To jump – almost literally, of course – straight into “Voices of Spring” from this mood of melancholic evocation was delicious.  “Voices of Spring” casts its two dancers almost literally as spring personified – spring both in the sense of springiness, in the sense of the season, and in the sense of youth and freshness.  Yuhui Choe and Alexander Campbell bounded through it with a lovely combination of flawless polish and an air of unrehearsed youthful bounce.  She has wonderful feet and arms – I wish I knew the technical term for the way she carries her arms, so soft and yet perfectly framed, never unstructured, so that the line is always clean and pure and firm, yet completely relaxed right across the shoulders and body and all the way down to the fingertips.  And he – well, one of the newspaper critics recently called Campbell Tiggerish, and I couldn’t agree more.  

As for “Marguerite and Armand”; well, I howled my eyes out.  If that’s good, then it was good.  And that is good, in case you’re wondering.  Making me cry at the theatre is definitely good.

I didn’t see the first cast; I couldn’t get a ticket for any of Tamara Rojo’s farewell performances for love or money (okay, I didn’t actually offer my love to the nice woman at the box office, but you know what I mean).  So I had wound up being just forced to see Zenaida Yanowsky and Federico Bonelli.  He’s coming into his own as an acting dancer of late; and she, in my opinion at least, already is - one of their finest.  The ballet is a masterpiece and Ms Yanowsky, for the third time in recent months, was shatteringly good.  Happy Ims (only it was the blowing-nose and wiping-eyes-furiously kind of happiness).
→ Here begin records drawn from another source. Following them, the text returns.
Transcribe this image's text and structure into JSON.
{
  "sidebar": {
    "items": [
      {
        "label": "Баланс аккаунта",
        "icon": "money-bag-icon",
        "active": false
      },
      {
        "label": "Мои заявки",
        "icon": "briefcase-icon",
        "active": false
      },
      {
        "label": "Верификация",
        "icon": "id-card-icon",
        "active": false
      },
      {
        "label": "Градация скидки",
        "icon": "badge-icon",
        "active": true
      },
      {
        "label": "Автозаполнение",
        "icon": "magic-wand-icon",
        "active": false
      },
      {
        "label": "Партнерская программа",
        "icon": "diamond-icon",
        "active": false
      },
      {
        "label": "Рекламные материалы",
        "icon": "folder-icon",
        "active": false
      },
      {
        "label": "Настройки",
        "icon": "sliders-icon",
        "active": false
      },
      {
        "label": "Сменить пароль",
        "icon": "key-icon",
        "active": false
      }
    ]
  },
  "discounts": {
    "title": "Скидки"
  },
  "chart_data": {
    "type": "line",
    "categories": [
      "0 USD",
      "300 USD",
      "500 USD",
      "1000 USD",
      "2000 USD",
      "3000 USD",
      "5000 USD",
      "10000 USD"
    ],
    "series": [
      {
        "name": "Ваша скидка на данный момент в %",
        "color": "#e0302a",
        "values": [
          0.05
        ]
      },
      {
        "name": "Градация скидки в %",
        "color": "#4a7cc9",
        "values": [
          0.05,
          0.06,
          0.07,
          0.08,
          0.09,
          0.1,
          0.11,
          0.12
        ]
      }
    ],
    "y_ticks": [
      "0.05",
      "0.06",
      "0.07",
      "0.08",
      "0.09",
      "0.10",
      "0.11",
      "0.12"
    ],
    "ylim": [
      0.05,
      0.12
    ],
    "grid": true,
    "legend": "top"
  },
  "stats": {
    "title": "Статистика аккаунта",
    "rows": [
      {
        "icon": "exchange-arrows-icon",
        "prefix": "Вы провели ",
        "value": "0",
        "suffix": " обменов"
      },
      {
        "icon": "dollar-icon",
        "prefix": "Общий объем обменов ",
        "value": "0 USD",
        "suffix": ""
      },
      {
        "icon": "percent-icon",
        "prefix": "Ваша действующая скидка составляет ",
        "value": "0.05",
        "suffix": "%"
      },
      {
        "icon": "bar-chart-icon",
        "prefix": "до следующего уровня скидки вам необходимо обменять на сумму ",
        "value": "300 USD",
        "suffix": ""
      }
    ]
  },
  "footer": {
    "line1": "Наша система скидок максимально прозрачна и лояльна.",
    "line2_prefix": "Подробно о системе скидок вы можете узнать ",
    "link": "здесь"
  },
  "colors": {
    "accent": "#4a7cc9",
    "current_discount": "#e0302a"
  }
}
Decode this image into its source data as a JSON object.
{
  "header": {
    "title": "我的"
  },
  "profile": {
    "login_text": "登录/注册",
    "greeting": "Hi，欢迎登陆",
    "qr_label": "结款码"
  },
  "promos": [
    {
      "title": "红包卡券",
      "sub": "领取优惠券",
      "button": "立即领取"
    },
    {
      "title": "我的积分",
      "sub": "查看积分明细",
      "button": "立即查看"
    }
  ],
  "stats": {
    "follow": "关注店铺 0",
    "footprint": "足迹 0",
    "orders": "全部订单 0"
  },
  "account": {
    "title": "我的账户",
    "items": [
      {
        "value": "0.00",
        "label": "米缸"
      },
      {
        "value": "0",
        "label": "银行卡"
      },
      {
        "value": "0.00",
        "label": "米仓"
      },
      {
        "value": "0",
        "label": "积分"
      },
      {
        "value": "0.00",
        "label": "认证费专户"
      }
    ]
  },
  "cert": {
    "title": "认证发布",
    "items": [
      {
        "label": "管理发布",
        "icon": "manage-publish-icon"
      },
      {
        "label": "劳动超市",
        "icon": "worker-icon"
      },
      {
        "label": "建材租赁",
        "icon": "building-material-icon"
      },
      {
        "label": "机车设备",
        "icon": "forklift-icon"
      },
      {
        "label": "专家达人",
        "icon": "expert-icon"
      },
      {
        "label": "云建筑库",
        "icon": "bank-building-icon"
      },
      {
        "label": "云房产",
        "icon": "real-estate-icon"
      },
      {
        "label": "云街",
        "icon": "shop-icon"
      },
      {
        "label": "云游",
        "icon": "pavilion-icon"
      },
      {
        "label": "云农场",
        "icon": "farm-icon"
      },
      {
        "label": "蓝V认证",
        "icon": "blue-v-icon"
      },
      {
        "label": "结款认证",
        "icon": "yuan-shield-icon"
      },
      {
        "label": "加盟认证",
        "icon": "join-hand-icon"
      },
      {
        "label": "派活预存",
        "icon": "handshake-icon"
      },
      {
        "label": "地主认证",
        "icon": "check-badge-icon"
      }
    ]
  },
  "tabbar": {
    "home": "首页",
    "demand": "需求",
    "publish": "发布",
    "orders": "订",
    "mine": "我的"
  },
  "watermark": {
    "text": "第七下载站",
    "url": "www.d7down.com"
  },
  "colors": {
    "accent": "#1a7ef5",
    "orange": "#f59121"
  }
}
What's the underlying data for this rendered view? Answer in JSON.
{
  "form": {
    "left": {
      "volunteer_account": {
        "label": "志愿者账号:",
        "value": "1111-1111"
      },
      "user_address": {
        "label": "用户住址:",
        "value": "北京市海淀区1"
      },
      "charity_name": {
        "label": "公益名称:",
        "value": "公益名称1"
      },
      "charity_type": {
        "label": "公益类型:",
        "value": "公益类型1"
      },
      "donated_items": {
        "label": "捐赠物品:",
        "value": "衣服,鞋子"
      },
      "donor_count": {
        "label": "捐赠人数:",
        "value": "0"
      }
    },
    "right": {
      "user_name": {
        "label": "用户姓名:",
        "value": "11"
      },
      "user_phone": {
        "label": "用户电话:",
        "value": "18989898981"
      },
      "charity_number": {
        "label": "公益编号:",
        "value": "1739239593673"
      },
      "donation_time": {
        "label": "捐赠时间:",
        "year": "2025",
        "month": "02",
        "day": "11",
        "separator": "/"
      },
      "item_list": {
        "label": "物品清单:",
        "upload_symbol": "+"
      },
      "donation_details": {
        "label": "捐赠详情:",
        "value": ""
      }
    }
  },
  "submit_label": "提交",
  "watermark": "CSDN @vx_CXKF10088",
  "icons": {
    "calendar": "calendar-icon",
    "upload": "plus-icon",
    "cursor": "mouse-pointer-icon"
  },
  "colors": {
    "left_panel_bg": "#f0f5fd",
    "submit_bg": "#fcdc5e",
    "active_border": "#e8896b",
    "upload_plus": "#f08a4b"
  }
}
Then there was another mixed bill last weekend.  A magisterial “Apollo” from Carlos Acosta, absolutely living every tiny shade of the divinity and simply being Apollo.  A delicious new piece from Alexei Ratmansky, costumed in fairy-tale silvered tulle and danced to orchestrated Chopin, like a tribute to everything that is loveliest in Jerome Robbins; and a really powerful, dark, haunted and haunting new piece by Christopher Wheeldon.  Oh, I could go on and on about these last two.  I really could.  Superb; and wonderful casts all round.  I think pretty much every one of my favourite dancers got something really shiny to do.  And every one of them shone.

I do wonder sometimes if I am turning into a burbling machine, though.  Making unstinting and enthusiastic praise sound anything other than bumptiously naieve isn’t easy.  But, oh God, I have had two great evenings at the ballet lately!

The rest of the time, I’ve been writing.

But then I woke up on Monday morning with a nasty tickly throat.  It lurked uncomfortably for two days, gradually growing until by Tuesday evening I felt as if I’d swallowed a cricket ball with bristles.  Then I started to ache, and my head began to hurt, and I started to feel sweaty and cold at the same time; and I’m now off work sick.  I’m not so ill that I can’t move about the flat, for which I'm grateful - real 'flu is almost paralysing - but I feel absolutely rotten.  Sitting up at the laptop for half an hour is about as strenuous as I’m up to.  So I’ve amended the text of this massive post, which has been growing and getting tweaked to update it for almost a fortnight.  Now I’m going to post it and then I think I'll just give up and go back to bed again.  Hope all is well with anyone who reads this, and you are not germ-ridden and miserable like me.